Conheceram-se durante o mestrado em design de moda, em Milão. Ela nasceu no norte de Portugal. Ele, em Detroit, nos Estados Unidos da América. Inês Amorim rumou a Londres, onde estagiou com Yang Li. Reid Baker foi aprender com Haider Ackerman, em Antuérpia. Quando finalmente criaram uma marca juntos, batizaram-na com o nome do avô dele: Ernest W. Baker, um dos primeiros publicitários de Detroit. E convergiram na terra dela, Viana do Castelo, onde conseguem estar mais próximos das fábricas e artesãos que materializam os seus desenhos.
De Viana do Castelo aos Grammys parece uma distância longa para percorrer, mas a viagem não foi feita à pressa. “Sempre quisemos que o nosso crescimento fosse orgânico”, explica Inês ao Observador. Em fevereiro deste ano, toda a gente estava a falar sobre a marca portuguesa que Pharrell Williams e a mulher vestiram para os maiores prémios de música norte-americanos.

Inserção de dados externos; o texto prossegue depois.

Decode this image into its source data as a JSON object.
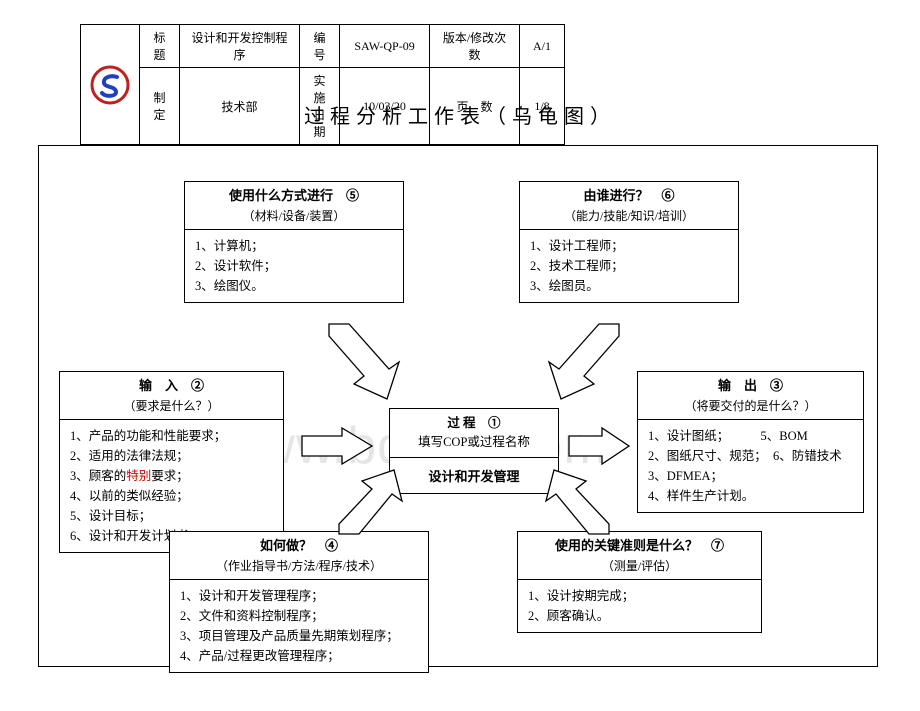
{
  "header": {
    "labels": {
      "title_label": "标题",
      "code_label": "编号",
      "version_label": "版本/修改次数",
      "made_by_label": "制定",
      "date_label": "实施日期",
      "page_label": "页　数"
    },
    "values": {
      "title": "设计和开发控制程序",
      "code": "SAW-QP-09",
      "version": "A/1",
      "made_by": "技术部",
      "date": "10/03/20",
      "page": "1/8"
    }
  },
  "page_title": "过程分析工作表（乌龟图）",
  "watermark": "www.bdocx.com",
  "center": {
    "label": "过 程　①",
    "sub": "填写COP或过程名称",
    "name": "设计和开发管理"
  },
  "boxes": {
    "input": {
      "title": "输　入　②",
      "sub": "（要求是什么？）",
      "items": [
        "1、产品的功能和性能要求；",
        "2、适用的法律法规；",
        "3、顾客的<span class=\"red\">特别</span>要求；",
        "4、以前的类似经验；",
        "5、设计目标；",
        "6、设计和开发计划书。"
      ]
    },
    "output": {
      "title": "输　出　③",
      "sub": "（将要交付的是什么？）",
      "items": [
        "1、设计图纸；　　　5、BOM",
        "2、图纸尺寸、规范；　6、防错技术",
        "3、DFMEA；",
        "4、样件生产计划。"
      ]
    },
    "how": {
      "title": "如何做？　④",
      "sub": "（作业指导书/方法/程序/技术）",
      "items": [
        "1、设计和开发管理程序；",
        "2、文件和资料控制程序；",
        "3、项目管理及产品质量先期策划程序；",
        "4、产品/过程更改管理程序；"
      ]
    },
    "method": {
      "title": "使用什么方式进行　⑤",
      "sub": "（材料/设备/装置）",
      "items": [
        "1、计算机；",
        "2、设计软件；",
        "3、绘图仪。"
      ]
    },
    "who": {
      "title": "由谁进行？　⑥",
      "sub": "（能力/技能/知识/培训）",
      "items": [
        "1、设计工程师；",
        "2、技术工程师；",
        "3、绘图员。"
      ]
    },
    "criteria": {
      "title": "使用的关键准则是什么？　⑦",
      "sub": "（测量/评估）",
      "items": [
        "1、设计按期完成；",
        "2、顾客确认。"
      ]
    }
  },
  "style": {
    "arrow_fill": "#ffffff",
    "arrow_stroke": "#000000",
    "border_color": "#000000",
    "logo_outer": "#c02020",
    "logo_inner": "#2040c0"
  }
}
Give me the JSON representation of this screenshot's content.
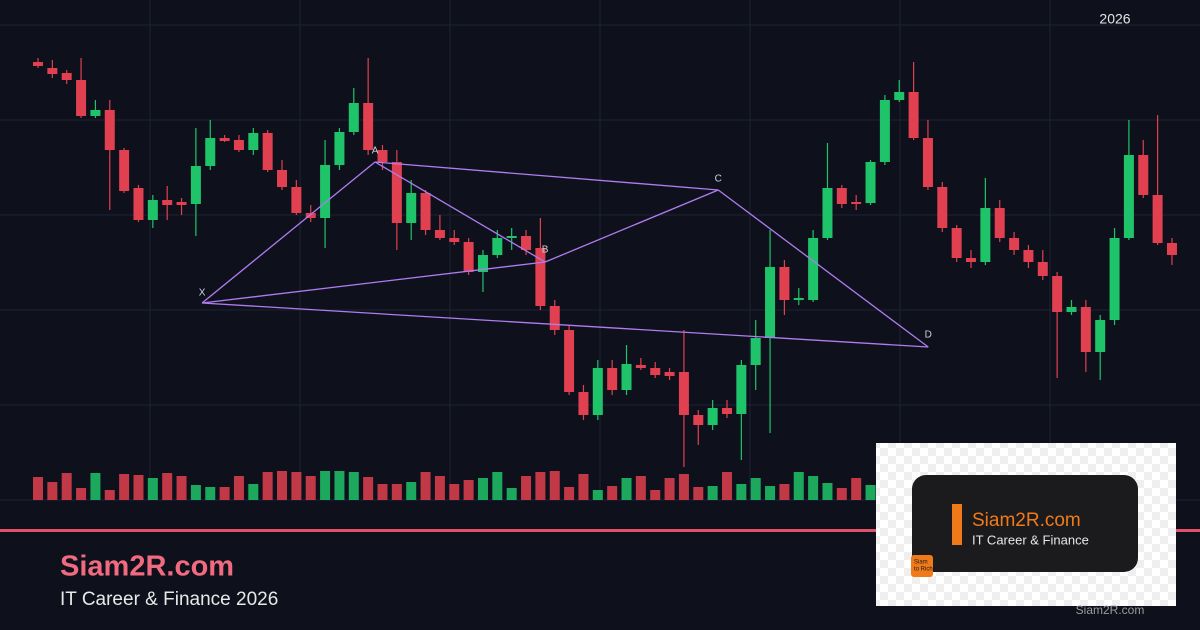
{
  "chart_data": {
    "type": "candlestick",
    "annotation": "2026",
    "up_color": "#1fc46a",
    "down_color": "#e0404f",
    "ylim": [
      0,
      475
    ],
    "open": [
      438,
      432,
      427,
      420,
      384,
      390,
      350,
      312,
      280,
      300,
      298,
      296,
      334,
      362,
      360,
      350,
      367,
      330,
      313,
      287,
      282,
      335,
      368,
      397,
      350,
      338,
      277,
      307,
      270,
      262,
      258,
      228,
      245,
      262,
      264,
      252,
      194,
      170,
      108,
      85,
      132,
      110,
      135,
      132,
      128,
      128,
      85,
      75,
      92,
      86,
      135,
      162,
      233,
      200,
      200,
      262,
      312,
      298,
      297,
      338,
      400,
      408,
      362,
      313,
      272,
      242,
      238,
      292,
      262,
      250,
      238,
      224,
      188,
      193,
      148,
      180,
      262,
      345,
      305,
      257
    ],
    "close": [
      434,
      426,
      420,
      384,
      390,
      350,
      309,
      280,
      300,
      295,
      295,
      334,
      362,
      359,
      350,
      367,
      330,
      313,
      287,
      282,
      335,
      368,
      397,
      350,
      338,
      277,
      307,
      270,
      262,
      258,
      228,
      245,
      262,
      264,
      250,
      194,
      170,
      108,
      85,
      132,
      110,
      136,
      132,
      125,
      124,
      85,
      75,
      92,
      86,
      135,
      162,
      233,
      200,
      202,
      262,
      312,
      296,
      296,
      338,
      400,
      408,
      362,
      313,
      272,
      242,
      238,
      292,
      262,
      250,
      238,
      224,
      188,
      193,
      148,
      180,
      262,
      345,
      305,
      257,
      245
    ],
    "high": [
      442,
      440,
      430,
      442,
      400,
      400,
      352,
      315,
      305,
      314,
      302,
      372,
      380,
      365,
      365,
      372,
      370,
      340,
      320,
      295,
      360,
      372,
      412,
      442,
      355,
      350,
      320,
      310,
      285,
      270,
      262,
      250,
      270,
      272,
      270,
      282,
      200,
      175,
      115,
      140,
      140,
      155,
      142,
      138,
      132,
      170,
      90,
      100,
      100,
      140,
      180,
      270,
      240,
      212,
      270,
      357,
      315,
      305,
      340,
      405,
      420,
      438,
      380,
      318,
      275,
      250,
      322,
      300,
      268,
      255,
      250,
      228,
      200,
      200,
      185,
      272,
      380,
      360,
      385,
      262
    ],
    "low": [
      432,
      422,
      416,
      382,
      382,
      290,
      307,
      278,
      272,
      280,
      285,
      264,
      330,
      358,
      348,
      345,
      328,
      310,
      285,
      278,
      252,
      330,
      365,
      345,
      330,
      250,
      260,
      265,
      260,
      255,
      225,
      208,
      242,
      250,
      245,
      190,
      165,
      105,
      80,
      80,
      105,
      105,
      130,
      122,
      120,
      33,
      55,
      70,
      82,
      40,
      110,
      67,
      185,
      195,
      198,
      260,
      292,
      290,
      295,
      335,
      398,
      360,
      310,
      268,
      238,
      232,
      235,
      258,
      245,
      232,
      220,
      122,
      185,
      128,
      120,
      175,
      260,
      302,
      255,
      235
    ],
    "volume": [
      23,
      18,
      27,
      12,
      27,
      10,
      26,
      25,
      22,
      27,
      24,
      15,
      13,
      13,
      24,
      16,
      28,
      29,
      28,
      24,
      29,
      29,
      28,
      23,
      16,
      16,
      18,
      28,
      24,
      16,
      20,
      22,
      28,
      12,
      24,
      28,
      29,
      13,
      26,
      10,
      14,
      22,
      24,
      10,
      22,
      26,
      13,
      14,
      28,
      16,
      22,
      14,
      16,
      28,
      24,
      17,
      12,
      22,
      15,
      null,
      null,
      null,
      null,
      null,
      null,
      null,
      null,
      null,
      null,
      null,
      null,
      null,
      null,
      null,
      null,
      null,
      null,
      null,
      null,
      null
    ],
    "pattern": {
      "color": "#b07cf0",
      "points": [
        {
          "label": "X",
          "x": 11.43,
          "y": 197
        },
        {
          "label": "A",
          "x": 23.48,
          "y": 338
        },
        {
          "label": "B",
          "x": 35.33,
          "y": 238
        },
        {
          "label": "C",
          "x": 47.39,
          "y": 310
        },
        {
          "label": "D",
          "x": 62.02,
          "y": 153
        }
      ],
      "edges": [
        [
          "X",
          "A"
        ],
        [
          "A",
          "B"
        ],
        [
          "B",
          "C"
        ],
        [
          "C",
          "D"
        ],
        [
          "X",
          "B"
        ],
        [
          "A",
          "C"
        ],
        [
          "X",
          "D"
        ]
      ]
    }
  },
  "branding": {
    "title": "Siam2R.com",
    "subtitle": "IT Career & Finance 2026",
    "logo_title": "Siam2R.com",
    "logo_subtitle": "IT Career & Finance",
    "logo_badge": [
      "Siam",
      "to Rich"
    ],
    "watermark": "Siam2R.com"
  }
}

Foi o stylist do músico quem os procurou, e não o contrário.
Unidos e discretos, os dois traçam o seu caminho sem olharem para o lado, com uma visão clara do que querem para a marca, sim, mas sobretudo da forma como querem trabalhá-la. A família é central, a liberdade também. Com as raízes cravadas no passado e a mira posta no futuro, os Ernest W. Baker voltam esta semana ao Portugal Fashion, com a coleção de outono/inverno que levaram em janeiro a Paris.
Leia a entrevista completa do Observador à dupla.
De colegas a parceiros, como é que foi esse início?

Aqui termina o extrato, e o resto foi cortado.